Program CSR juga bukan charity semata, namun dapat disusun dengan memperhatikan kepentingan para pemangku kepentingan perusahaan, termasuk kepentingan perusahaan dan para pemegang sahamnya. Rini sangat mengapresiasi para pimpinan daerah yang memahami konsep ini.

Tidak memberikan pemaksaan namun sebaliknya memberikan apresiasi, memfasilitasi agar semakin banyak perusahaan berani mengekspose program CSR nya, menyampakian laopran kergiatan dan bersinergi dengan pemerintah, kaademisi dan [ihak terkait sehingga program CSR bisa tepat sasaran, membuah kan hasil dan membantu mengatasi masakag secara tuntas.

Selanjutnya sebagai upaya mempromosikan wisata daerah, rombongan juga diajak menyaksikan keindahan objek wisata Lampung Barat seperti bawang bakung dan melakukan penanaman pohon di Kahati danau ranau.

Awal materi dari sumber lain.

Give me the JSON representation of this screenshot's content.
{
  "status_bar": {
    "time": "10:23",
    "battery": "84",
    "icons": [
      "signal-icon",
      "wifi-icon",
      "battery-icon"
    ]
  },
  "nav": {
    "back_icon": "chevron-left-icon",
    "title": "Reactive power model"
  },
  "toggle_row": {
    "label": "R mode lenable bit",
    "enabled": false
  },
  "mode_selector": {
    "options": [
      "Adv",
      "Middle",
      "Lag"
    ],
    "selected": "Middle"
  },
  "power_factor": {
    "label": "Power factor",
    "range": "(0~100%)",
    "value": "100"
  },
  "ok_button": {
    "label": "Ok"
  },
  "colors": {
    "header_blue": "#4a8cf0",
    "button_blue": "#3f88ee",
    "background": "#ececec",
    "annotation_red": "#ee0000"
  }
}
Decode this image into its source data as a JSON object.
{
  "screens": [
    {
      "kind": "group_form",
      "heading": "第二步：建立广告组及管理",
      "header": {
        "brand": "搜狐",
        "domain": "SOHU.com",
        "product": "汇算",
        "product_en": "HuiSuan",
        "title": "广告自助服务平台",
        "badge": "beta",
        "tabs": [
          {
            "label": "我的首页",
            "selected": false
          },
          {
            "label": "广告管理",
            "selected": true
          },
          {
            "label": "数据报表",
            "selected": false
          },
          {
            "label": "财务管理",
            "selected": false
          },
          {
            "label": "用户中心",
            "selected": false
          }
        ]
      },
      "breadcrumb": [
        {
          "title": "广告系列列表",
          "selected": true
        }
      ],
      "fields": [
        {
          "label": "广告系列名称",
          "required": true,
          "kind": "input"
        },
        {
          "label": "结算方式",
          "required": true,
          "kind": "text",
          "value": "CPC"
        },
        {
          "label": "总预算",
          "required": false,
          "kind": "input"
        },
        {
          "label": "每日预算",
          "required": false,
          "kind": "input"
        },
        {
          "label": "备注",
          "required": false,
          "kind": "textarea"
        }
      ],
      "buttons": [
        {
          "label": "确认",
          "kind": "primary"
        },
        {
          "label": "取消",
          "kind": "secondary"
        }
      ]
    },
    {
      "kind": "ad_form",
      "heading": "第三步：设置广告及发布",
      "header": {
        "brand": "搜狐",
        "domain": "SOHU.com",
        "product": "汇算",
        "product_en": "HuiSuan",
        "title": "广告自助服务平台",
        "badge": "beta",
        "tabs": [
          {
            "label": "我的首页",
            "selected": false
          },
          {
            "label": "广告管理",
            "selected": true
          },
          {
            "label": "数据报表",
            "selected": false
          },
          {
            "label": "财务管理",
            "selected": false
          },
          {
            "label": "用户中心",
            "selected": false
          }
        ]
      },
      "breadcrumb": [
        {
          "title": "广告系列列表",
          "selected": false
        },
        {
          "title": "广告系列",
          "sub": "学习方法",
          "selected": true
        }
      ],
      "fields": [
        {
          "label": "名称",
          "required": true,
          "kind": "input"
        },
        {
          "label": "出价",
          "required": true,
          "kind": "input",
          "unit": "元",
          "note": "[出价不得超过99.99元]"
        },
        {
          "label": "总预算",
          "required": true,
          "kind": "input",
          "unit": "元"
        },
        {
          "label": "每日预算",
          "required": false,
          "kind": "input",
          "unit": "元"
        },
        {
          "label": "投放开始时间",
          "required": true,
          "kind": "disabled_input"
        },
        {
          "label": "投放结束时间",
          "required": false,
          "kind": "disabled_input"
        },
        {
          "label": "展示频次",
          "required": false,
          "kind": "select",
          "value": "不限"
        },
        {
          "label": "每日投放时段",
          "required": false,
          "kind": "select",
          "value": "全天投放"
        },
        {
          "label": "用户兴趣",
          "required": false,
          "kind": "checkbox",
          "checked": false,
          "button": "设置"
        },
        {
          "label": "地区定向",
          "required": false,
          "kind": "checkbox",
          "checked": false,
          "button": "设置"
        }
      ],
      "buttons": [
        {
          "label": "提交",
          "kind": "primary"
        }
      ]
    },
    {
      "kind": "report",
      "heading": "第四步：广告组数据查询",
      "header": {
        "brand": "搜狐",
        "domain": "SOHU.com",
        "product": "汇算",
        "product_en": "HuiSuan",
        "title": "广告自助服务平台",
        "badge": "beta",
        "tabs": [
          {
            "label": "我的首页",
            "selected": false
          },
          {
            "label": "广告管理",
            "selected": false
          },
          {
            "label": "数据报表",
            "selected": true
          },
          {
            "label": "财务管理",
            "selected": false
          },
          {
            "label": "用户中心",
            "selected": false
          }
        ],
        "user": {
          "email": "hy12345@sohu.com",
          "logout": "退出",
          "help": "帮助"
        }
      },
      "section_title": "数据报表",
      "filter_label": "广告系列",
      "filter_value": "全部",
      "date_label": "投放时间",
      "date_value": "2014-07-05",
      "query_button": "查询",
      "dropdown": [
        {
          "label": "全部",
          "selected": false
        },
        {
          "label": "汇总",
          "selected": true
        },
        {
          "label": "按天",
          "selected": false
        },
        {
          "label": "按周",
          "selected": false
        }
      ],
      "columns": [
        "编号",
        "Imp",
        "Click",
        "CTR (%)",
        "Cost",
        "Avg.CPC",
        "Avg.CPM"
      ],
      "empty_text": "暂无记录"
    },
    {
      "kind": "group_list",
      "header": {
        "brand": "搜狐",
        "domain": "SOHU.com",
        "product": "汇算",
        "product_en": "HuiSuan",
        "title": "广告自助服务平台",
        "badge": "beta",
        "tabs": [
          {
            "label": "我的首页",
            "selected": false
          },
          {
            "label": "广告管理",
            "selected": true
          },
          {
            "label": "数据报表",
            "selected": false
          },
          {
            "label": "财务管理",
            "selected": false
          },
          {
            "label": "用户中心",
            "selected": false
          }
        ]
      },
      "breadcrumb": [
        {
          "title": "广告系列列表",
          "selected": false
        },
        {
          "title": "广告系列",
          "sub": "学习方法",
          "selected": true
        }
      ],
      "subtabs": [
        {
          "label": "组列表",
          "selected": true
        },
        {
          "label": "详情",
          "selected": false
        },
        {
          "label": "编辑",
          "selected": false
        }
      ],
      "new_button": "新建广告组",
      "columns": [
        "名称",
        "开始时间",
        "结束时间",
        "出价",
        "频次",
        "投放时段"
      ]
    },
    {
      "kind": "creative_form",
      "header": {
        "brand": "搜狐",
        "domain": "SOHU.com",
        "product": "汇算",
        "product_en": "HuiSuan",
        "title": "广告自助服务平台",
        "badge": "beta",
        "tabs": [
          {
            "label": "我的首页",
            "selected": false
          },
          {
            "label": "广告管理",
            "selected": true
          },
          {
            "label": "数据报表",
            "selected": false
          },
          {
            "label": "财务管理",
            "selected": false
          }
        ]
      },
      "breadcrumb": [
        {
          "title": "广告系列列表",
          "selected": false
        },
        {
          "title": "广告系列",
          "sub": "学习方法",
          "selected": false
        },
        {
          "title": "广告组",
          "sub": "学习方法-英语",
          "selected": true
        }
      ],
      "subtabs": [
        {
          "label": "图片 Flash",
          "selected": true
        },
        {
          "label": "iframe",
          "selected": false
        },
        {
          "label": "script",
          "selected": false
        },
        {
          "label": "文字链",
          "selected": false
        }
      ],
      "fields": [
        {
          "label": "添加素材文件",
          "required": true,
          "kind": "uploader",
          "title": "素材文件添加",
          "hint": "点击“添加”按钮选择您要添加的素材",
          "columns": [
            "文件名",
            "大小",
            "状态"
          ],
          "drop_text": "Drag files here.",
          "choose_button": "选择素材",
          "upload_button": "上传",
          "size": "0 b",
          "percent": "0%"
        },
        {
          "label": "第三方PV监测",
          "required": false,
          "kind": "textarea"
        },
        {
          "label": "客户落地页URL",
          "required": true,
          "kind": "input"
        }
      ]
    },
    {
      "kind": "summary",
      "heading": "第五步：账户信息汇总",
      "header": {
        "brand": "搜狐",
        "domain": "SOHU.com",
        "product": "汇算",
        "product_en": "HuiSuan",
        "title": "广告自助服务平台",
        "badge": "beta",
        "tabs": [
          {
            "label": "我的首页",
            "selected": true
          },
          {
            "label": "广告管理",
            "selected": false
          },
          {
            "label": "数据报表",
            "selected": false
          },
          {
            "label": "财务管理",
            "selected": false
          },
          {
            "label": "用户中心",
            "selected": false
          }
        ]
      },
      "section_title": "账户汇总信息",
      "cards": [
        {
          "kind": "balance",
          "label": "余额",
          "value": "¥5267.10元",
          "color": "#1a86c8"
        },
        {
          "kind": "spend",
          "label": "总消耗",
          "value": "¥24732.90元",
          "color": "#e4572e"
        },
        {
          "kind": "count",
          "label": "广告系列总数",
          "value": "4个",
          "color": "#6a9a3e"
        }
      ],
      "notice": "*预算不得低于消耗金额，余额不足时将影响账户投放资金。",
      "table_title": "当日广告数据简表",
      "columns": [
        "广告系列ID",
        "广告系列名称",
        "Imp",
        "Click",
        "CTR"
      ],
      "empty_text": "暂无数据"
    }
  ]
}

Bertepatan dengan peringantan Hari Peduli Sampah Nasional (HPSN) Saptarini mengapresiasi upaya Dinas Lingkungan hudup, Dinas Perikanan dan Kecamatan Lumbok Seminung yang melakukan upaya bersih-bersih danau ranau.

Selanjutnya rombongan yang antara lain diikuti berbagai jenis perusahaan seperti ; PT Nestle Indonesia Pabrik Panjang, Coca Cola Europacific Partners, PT KNA, Gunung Madu Plantations (GMP), PT Konverta Mitra Abadi, Griyacom, JNE, Tunas Dwipa Matra, HGNS, BNI, Lambang Jaya, Adiyatama Melakukan penananaman pohon di taman kahati Lumbok Seminung danau ranau.